Dendronotus niveus

Scientific classification
- Kingdom: Animalia
- Phylum: Mollusca
- Class: Gastropoda
- Order: Nudibranchia
- Suborder: Dendronotacea
- Family: Dendronotidae
- Genus: Dendronotus
- Species: D. niveus
- Binomial name: Dendronotus niveus Ekimova, Korshunova, Schepetov, Neretina, Sanamyan & Martynov, 2015

= Dendronotus niveus =

- Authority: Ekimova, Korshunova, Schepetov, Neretina, Sanamyan & Martynov, 2015

Species of gastropod

Dendronotus niveus is a species of sea slug, a dendronotid nudibranch, a shell-less marine gastropod mollusc in the family Dendronotidae.

==Etymology==
This species is named from the Latin niveus, meaning snowy white, which refers to the most common colour pattern of this species.

== Distribution ==
This species was described from a specimen collected at 17 m depth at Velikaya Salma Strait, Kandalaksha Bay, White Sea, Russia. Numerous specimens from the White Sea and the Barents Sea to a maximum depth of 156 m are included in the material described.

==Description==
Dendronotus niveus has a translucent white, pinkish or beige body which is similar to Dendronotus dalli and white morphs of Dendronotus frondosus with which it has been confused in the past.

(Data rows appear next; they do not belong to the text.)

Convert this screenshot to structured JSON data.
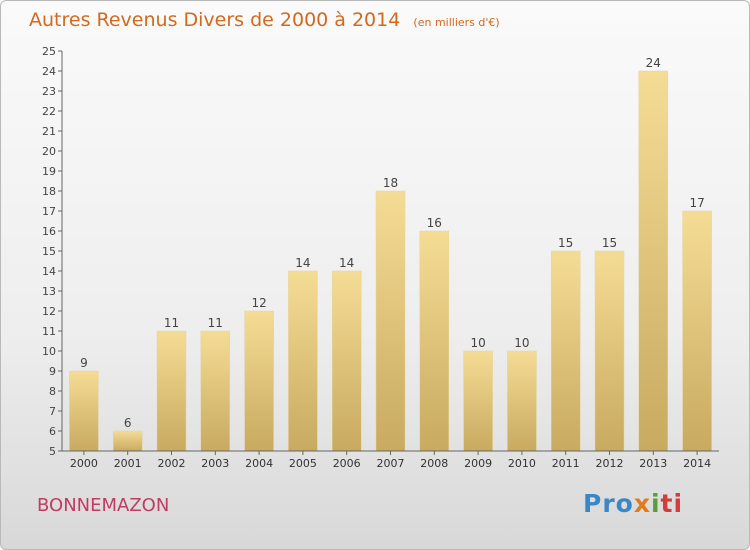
{
  "title": "Autres Revenus Divers de 2000 à 2014",
  "unit_note": "(en milliers d'€)",
  "commune": "BONNEMAZON",
  "logo": {
    "text": "Proxiti",
    "colors": [
      "#3a87c8",
      "#e07b1f",
      "#5a9e3b",
      "#d23c3c"
    ]
  },
  "colors": {
    "title": "#d2691e",
    "commune": "#c23b64",
    "bar_top": "#f5dc95",
    "bar_bottom": "#c8aa60"
  },
  "chart_data": {
    "type": "bar",
    "categories": [
      "2000",
      "2001",
      "2002",
      "2003",
      "2004",
      "2005",
      "2006",
      "2007",
      "2008",
      "2009",
      "2010",
      "2011",
      "2012",
      "2013",
      "2014"
    ],
    "values": [
      9,
      6,
      11,
      11,
      12,
      14,
      14,
      18,
      16,
      10,
      10,
      15,
      15,
      24,
      17
    ],
    "ylim": [
      5,
      25
    ],
    "yticks": [
      5,
      6,
      7,
      8,
      9,
      10,
      11,
      12,
      13,
      14,
      15,
      16,
      17,
      18,
      19,
      20,
      21,
      22,
      23,
      24,
      25
    ],
    "grid": false,
    "xlabel": "",
    "ylabel": ""
  }
}
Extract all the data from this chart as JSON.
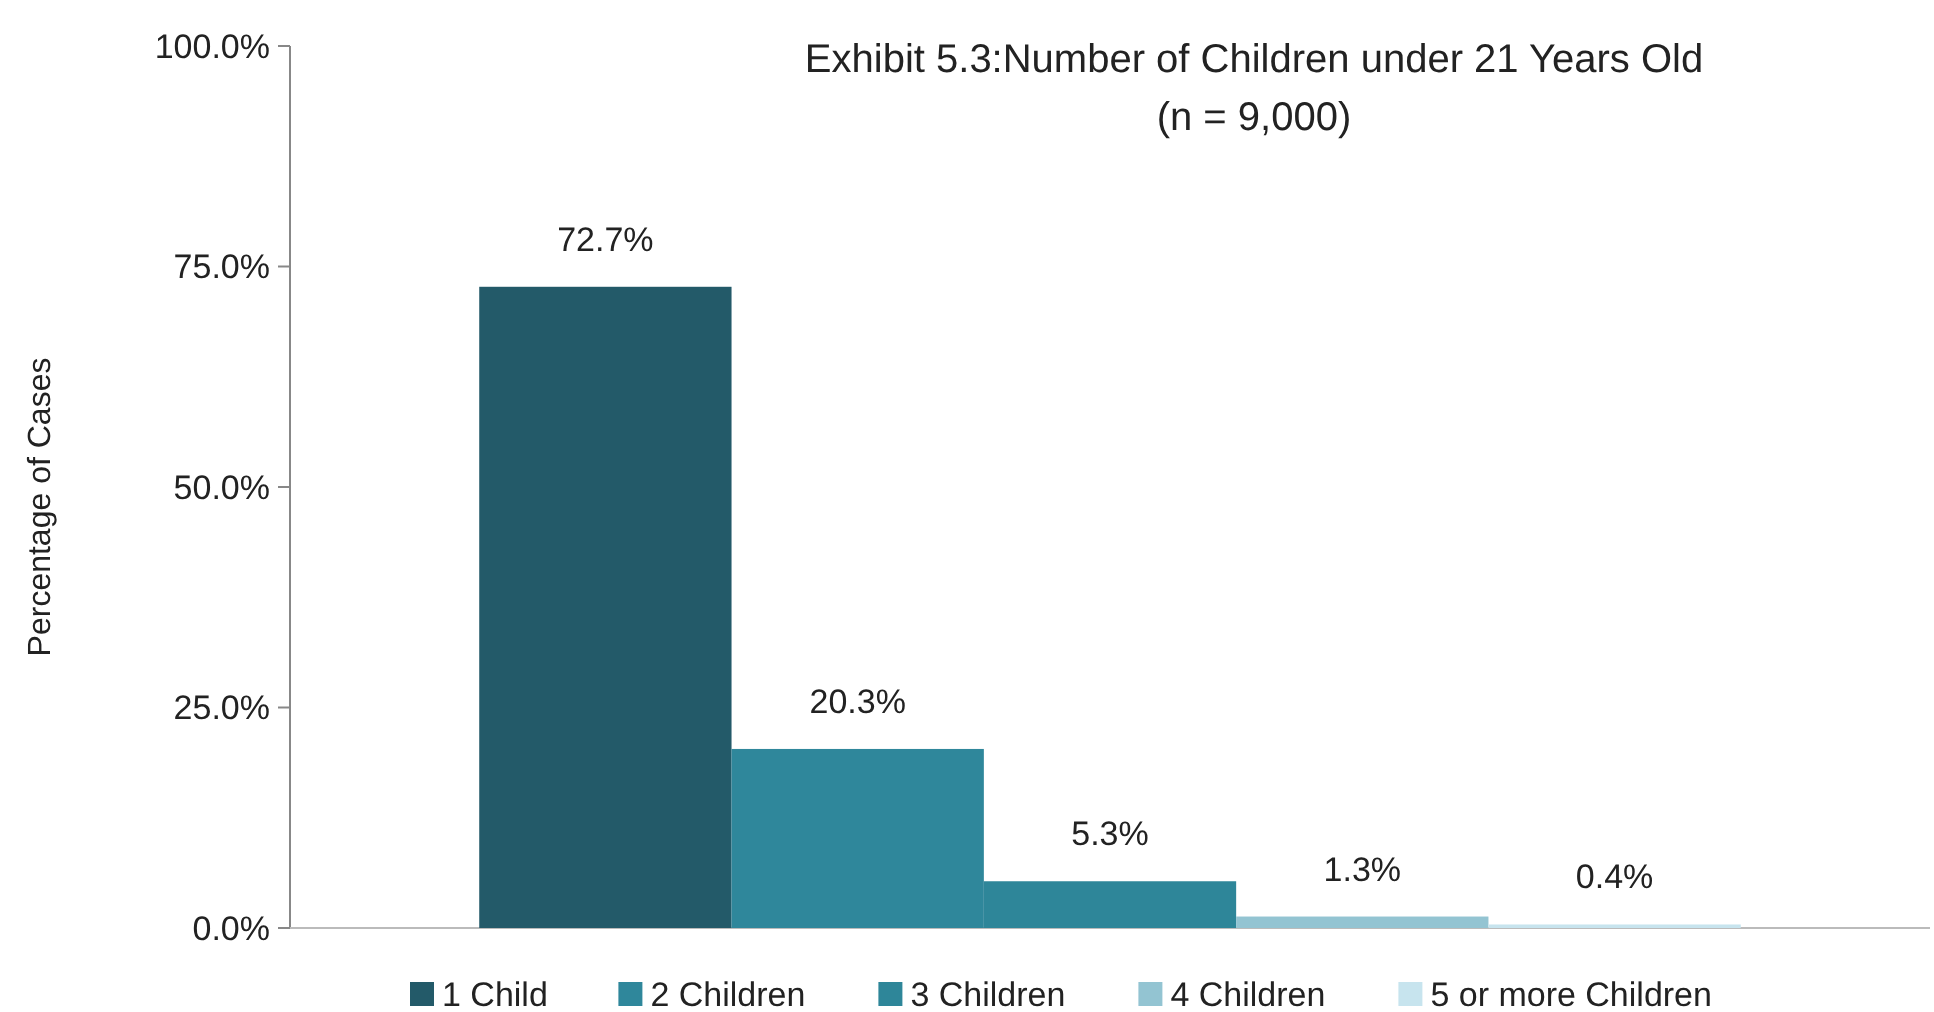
{
  "chart_data": {
    "type": "bar",
    "title": "Exhibit 5.3:Number of Children under 21 Years Old",
    "subtitle": "(n = 9,000)",
    "ylabel": "Percentage of Cases",
    "categories": [
      null
    ],
    "series": [
      {
        "name": "1 Child",
        "color": "#235a69",
        "values": [
          72.7
        ],
        "value_labels": [
          "72.7%"
        ]
      },
      {
        "name": "2 Children",
        "color": "#2f879b",
        "values": [
          20.3
        ],
        "value_labels": [
          "20.3%"
        ]
      },
      {
        "name": "3 Children",
        "color": "#2e8699",
        "values": [
          5.3
        ],
        "value_labels": [
          "5.3%"
        ]
      },
      {
        "name": "4 Children",
        "color": "#93c4d2",
        "values": [
          1.3
        ],
        "value_labels": [
          "1.3%"
        ]
      },
      {
        "name": "5 or more Children",
        "color": "#c7e4ee",
        "values": [
          0.4
        ],
        "value_labels": [
          "0.4%"
        ]
      }
    ],
    "ylim": [
      0,
      100
    ],
    "yticks": [
      {
        "value": 0,
        "label": "0.0%"
      },
      {
        "value": 25,
        "label": "25.0%"
      },
      {
        "value": 50,
        "label": "50.0%"
      },
      {
        "value": 75,
        "label": "75.0%"
      },
      {
        "value": 100,
        "label": "100.0%"
      }
    ],
    "grid": false,
    "legend": "bottom"
  }
}
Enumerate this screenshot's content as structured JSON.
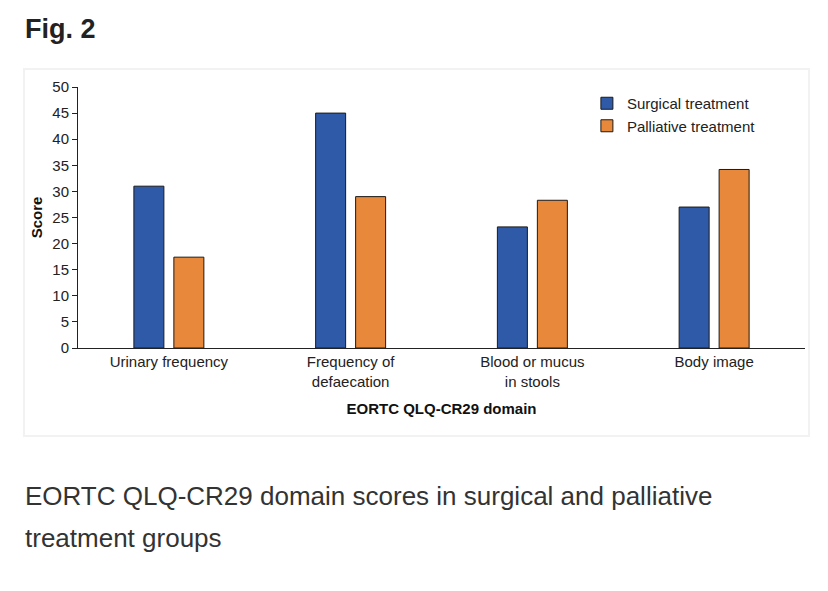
{
  "header": {
    "title": "Fig. 2"
  },
  "chart_data": {
    "type": "bar",
    "categories": [
      "Urinary frequency",
      "Frequency of defaecation",
      "Blood or mucus in stools",
      "Body image"
    ],
    "series": [
      {
        "name": "Surgical treatment",
        "color": "#2f5aa8",
        "values": [
          31,
          45,
          23.2,
          27
        ]
      },
      {
        "name": "Palliative treatment",
        "color": "#e8883a",
        "values": [
          17.4,
          29,
          28.3,
          34.2
        ]
      }
    ],
    "x_label": "EORTC QLQ-CR29 domain",
    "y_label": "Score",
    "ylim": [
      0,
      50
    ],
    "yticks": [
      0,
      5,
      10,
      15,
      20,
      25,
      30,
      35,
      40,
      45,
      50
    ],
    "grid": false,
    "legend": "upper right"
  },
  "caption": "EORTC QLQ-CR29 domain scores in surgical and palliative treatment groups"
}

It has opaque white pigment within the tips of the dorsal appendages and rhinophore sheaths which may disappear in adults. It is distinguished from other Dendronotus species by the branching of the dorsal appendages (cerata), the smooth median tooth of the radula in adults and molecular characters.

==Diet==
Dendronotus niveus feeding on Diphasia fallax (Johnston, 1847) were pink in colour but after feeding on Hydrallmania falcata (Linnaeus, 1758) and Sertularia mirabilis (Verrill, 1873) in the laboratory became milky white.